Interest rates have settled following the spike in the 10-year Treasury yield to 1.75% in late March, falling to the current level of 1.67%. This will be this week with a record $373 billion in issuance over the next three weeks.
This shift in investor behavior has been a primary driver in the strong move in equities. Global flows into equity funds over the past five months have totaled $576 billion, which exceeds the $425 billion over the previous 12 years. As retail investors aggressively buy, Bank of America data shows large institutional clients were net sellers of equities and hedge funds are beginning to join them.
First-quarter earnings season unofficially launches this week, with the consensus estimate showing growth of 25%, and could possibly eclipse the best rate of growth in more than a decade. Since the beginning of the year, the estimate has increased 6%, which compares with the average from the past 10 years of a 4% decline. Strength is coming from easy comparisons, reopening momentum, resilient margins and continued work-from-home trends. Attention will be paid to management commentary around supply constraints, input cost pressures, pricing power and reopening momentum.
Fed Chair Powell told CBS’s “60 Minutes” that the economy is at an “inflection point,” with growth and employment expected to accelerate in response to increasing vaccines and tremendous fiscal and monetary support. While the comments were more upbeat than his recent remarks, he also stressed it would be “highly unlikely” that the Fed would raise rates this year. High-frequency data shows a record level of growth in recent weeks, reinforced by strong durable goods and ISM data. Inflation remains the primary concern of analysts, with producer price inflation up 4.2% from a year ago, more than double the Fed’s 2% target.

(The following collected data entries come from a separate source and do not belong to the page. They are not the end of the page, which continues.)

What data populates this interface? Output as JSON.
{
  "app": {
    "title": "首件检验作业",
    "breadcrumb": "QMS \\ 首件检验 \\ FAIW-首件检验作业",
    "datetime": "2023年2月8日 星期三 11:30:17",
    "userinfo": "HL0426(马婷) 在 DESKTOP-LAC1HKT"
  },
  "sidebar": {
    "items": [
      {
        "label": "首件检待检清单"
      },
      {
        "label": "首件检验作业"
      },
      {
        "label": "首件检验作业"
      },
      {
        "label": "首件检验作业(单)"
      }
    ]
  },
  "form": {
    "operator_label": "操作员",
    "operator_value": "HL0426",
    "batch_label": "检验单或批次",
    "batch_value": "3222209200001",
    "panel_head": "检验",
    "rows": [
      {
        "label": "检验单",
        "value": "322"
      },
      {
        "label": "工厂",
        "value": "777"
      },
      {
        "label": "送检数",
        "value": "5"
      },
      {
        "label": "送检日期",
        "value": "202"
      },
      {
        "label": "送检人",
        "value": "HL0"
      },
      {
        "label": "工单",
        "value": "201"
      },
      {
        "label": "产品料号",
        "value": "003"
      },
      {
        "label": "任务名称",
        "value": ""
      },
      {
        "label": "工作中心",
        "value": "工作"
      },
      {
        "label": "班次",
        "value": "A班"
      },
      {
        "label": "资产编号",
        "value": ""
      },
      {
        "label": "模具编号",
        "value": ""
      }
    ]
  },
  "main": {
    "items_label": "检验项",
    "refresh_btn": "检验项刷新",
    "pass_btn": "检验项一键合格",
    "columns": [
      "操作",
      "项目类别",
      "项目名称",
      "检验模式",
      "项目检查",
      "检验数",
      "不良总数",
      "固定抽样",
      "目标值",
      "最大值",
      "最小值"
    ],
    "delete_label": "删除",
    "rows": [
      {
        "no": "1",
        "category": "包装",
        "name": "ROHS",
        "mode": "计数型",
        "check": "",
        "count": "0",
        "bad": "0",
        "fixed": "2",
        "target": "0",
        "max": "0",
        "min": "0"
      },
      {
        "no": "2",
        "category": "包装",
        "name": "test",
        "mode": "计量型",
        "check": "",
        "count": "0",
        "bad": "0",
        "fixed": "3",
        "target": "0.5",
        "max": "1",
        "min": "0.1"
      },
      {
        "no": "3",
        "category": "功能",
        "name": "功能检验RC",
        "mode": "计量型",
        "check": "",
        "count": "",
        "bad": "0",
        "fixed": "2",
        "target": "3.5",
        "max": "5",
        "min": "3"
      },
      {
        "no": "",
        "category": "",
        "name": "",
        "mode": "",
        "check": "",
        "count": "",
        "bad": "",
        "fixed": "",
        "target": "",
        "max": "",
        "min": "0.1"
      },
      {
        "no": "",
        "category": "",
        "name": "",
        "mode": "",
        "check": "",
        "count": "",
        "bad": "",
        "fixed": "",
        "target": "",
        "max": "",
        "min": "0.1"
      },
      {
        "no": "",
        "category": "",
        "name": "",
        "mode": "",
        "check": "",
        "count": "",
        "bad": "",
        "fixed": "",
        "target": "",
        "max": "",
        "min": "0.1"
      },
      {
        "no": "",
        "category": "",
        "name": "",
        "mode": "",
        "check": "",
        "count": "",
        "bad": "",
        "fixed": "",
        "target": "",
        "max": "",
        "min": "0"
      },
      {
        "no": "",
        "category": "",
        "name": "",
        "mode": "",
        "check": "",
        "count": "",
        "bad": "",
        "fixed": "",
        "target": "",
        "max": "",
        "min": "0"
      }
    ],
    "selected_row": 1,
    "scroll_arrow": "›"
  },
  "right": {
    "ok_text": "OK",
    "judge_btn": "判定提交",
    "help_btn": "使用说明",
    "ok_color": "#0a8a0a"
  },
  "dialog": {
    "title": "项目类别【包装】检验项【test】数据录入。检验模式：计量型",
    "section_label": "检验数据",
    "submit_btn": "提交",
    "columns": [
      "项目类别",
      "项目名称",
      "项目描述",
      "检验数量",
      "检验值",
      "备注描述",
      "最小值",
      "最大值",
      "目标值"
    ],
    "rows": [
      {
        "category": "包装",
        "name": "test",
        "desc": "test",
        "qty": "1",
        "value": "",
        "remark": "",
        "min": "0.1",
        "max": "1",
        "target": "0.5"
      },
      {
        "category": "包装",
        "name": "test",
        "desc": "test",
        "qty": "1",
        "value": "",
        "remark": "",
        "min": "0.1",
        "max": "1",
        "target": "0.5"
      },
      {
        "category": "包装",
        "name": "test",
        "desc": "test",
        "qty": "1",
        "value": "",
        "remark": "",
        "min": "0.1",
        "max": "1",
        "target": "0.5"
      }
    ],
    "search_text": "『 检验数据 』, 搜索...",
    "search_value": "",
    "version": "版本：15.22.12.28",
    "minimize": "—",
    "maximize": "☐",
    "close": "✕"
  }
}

President Biden will meet with Republican leaders Monday to discuss common ground on infrastructure. Expectations for the meeting are limited, with Democrats still expected to pursue the reconciliation process to pass the $2.25 trillion first phase. There is pushback on the plan to raise the corporate tax rate to 28% from 21%, with many predicting it ends up at 25%, while others expect it to be delayed. If enacted as proposed, the 28% tax rate, increased foreign tax rate and minimum corporate tax rate would trim roughly 7% from 2022 earnings. Other options include more heavily taxing the wealthiest households, increasing the gas tax, introducing a mileage tax or greater monetization of the electricity grid.
What to Watch
Inflation data will again be in focus, with CPI being released on Tuesday. Other data include NFIB small business on Tuesday, the Fed’s beige book on Wednesday, retail sales and industrial production on Thursday, and housing starts and consumer sentiment on Friday.